"Come è la fase della riapertura?" 
Abbiamo chiesto a persone dal mondo di raccontarci il periodo dopo il lockdown. Condividiamo con voi le loro foto e storie. 

1. Giulia, Verona
Oggi sono uscita presto per andare a fare una passeggiata nel centro di una città che da tre anni è diventata casa mia. Volevo rivivere un’atmosfera simile a quella del periodo del lockdown, Piazza Bra semideserta la mattina presto di questa Fase 2, con l’Arena che sovrasta maestosa in tutta la sua bellezza. In attesa di abbracci ritrovati e nuovi concerti, la città dell’amore si gode ancora un po’ di tranquillità.

 

2. Laura, Clarendon, Arlington, Virginia
Qui le persone hanno sofferto molto il periodo del lock-down, lo hanno vissuto come un affronto alla tanto esaltata libertà del primo emendamento della Costituzione. Una parte di americani avrebbe voluto aeroporti, negozi e ristoranti aperti, lasciando alla volontà del singolo cittadino la possibilità di usufruirne. Ora la vita si sta rimettendo in moto, sottoforma di pseudo normalità e libertà in guanti e mascherina.

 

3. Valentina, Landskrona, Skåne, Svezia
Dalla finestra di casa mia vedo le persone passeggiare e conversare all’aperto nel centro della cittadina che da due anni mi ospita e dove sto facendo il dottorato. Nessuno indossa la mascherina. Qui in Svezia l’epidemiologo di Stato ha deciso di evitare il lock-down dando solo delle linee guida di comportamento da seguire a discrezione del singolo: mantenere la distanza sociale, lavarsi le mani, lavorare da casa quando possibile, assembramenti possibili solo fino a cinquanta persone. 
Io personalmente, come altri immigrati italiani, seguendo le notizie del mio Paese e vedendo i numeri delle persone decedute molto più alto rispetto a quello degli altri paesi scandinavi su una popolazione di circa dieci milioni di abitanti, ho evitato il più possibile di uscire e i posti affollati. So che in Svezia molti decessi sarebbero stati evitati se ci fosse stata la chiusura totale.

 

4. Saulo, Campinas, Sao Paulo, Brazil
In Brasile Bolsonaro crede al complottismo: secondo lui il Coronavirus non esiste, le mascherine non sono obbligatorie, le attività commerciali hanno riaperto regolarmente. Io sono un poeta italo-brasiliano e durante la quarantena ho scritto di questo periodo.
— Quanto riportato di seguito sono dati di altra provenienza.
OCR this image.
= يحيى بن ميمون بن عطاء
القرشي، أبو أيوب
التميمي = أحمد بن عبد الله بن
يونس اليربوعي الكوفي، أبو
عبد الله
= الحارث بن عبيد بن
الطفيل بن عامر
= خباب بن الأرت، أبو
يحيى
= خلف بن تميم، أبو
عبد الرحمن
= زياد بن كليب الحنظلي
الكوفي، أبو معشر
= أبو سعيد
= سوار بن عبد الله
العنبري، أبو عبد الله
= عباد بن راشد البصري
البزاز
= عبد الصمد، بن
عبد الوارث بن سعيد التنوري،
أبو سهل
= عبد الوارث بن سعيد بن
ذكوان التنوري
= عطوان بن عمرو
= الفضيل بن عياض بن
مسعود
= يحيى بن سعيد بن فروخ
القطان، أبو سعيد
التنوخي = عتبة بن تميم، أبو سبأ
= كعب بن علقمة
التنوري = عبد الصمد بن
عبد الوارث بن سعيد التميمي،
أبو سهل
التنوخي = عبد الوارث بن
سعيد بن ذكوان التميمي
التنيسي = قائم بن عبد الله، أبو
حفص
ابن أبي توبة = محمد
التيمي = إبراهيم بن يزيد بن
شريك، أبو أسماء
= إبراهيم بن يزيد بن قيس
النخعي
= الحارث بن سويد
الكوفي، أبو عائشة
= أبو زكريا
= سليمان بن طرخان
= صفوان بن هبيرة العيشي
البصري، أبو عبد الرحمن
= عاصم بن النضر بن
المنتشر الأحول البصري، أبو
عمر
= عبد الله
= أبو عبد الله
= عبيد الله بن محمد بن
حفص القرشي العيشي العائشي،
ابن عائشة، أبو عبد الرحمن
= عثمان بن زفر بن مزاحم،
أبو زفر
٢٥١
A um vírus de distância  A un virus di distanza
E pensar que, hoje, 
a maior distância entre as pessoas
é um vírus.
 A um vírus de distância 
cabe um adeus sem despedida. 
A um vírus de distância 
não se consegue tocar,
 abraçar, tampouco beijar...
 A um vírus de distância 
não dá para confortar sofrimento,
 não se pode aquecer o corpo,
 e, ainda assim, no momento, 
é a um vírus de distância
 que se dá uma prova de amor.
E pensare che oggi,
la distanza più lunga tra le persone 
è un virus.
A un virus di distanza
si adatta un addio senza addio.
A un virus di distanza
non puoi toccare
abbracciare, né baciare...
A un virus di distanza
non si può confortare la sofferenza,
non puoi riscaldare il corpo, 
eppure, per il momento,
è a un virus di distanza che dà una prova d'amore.

 

 

5. Anne, Vienna, Austria 
Qui in Austria [18 Maggio] le cose vanno abbastanza bene, non siamo stati rinchiusi per molto tempo e già tutto è più o meno tornato alla normalità. Solo se utilizzi il trasporto pubblico o entri in un negozio devi metterti la mascherina però già possiamo fare più o meno quello che vogliamo. 

 

6. Silvia, Glen Village, Falkirk, Scozia
Il giardino sul retro è diventato il mio luogo vitale durante il periodo di lock-down, che qui in Scozia è ancora in corso. Lo spazio esteriore mi ha aiutata a generarne uno interiore ancora più vivo. Nel rallentare ho trovato il tempo di riscoprire le mie vecchie passioni e fargli “spazio” per tenerle vive in futuro.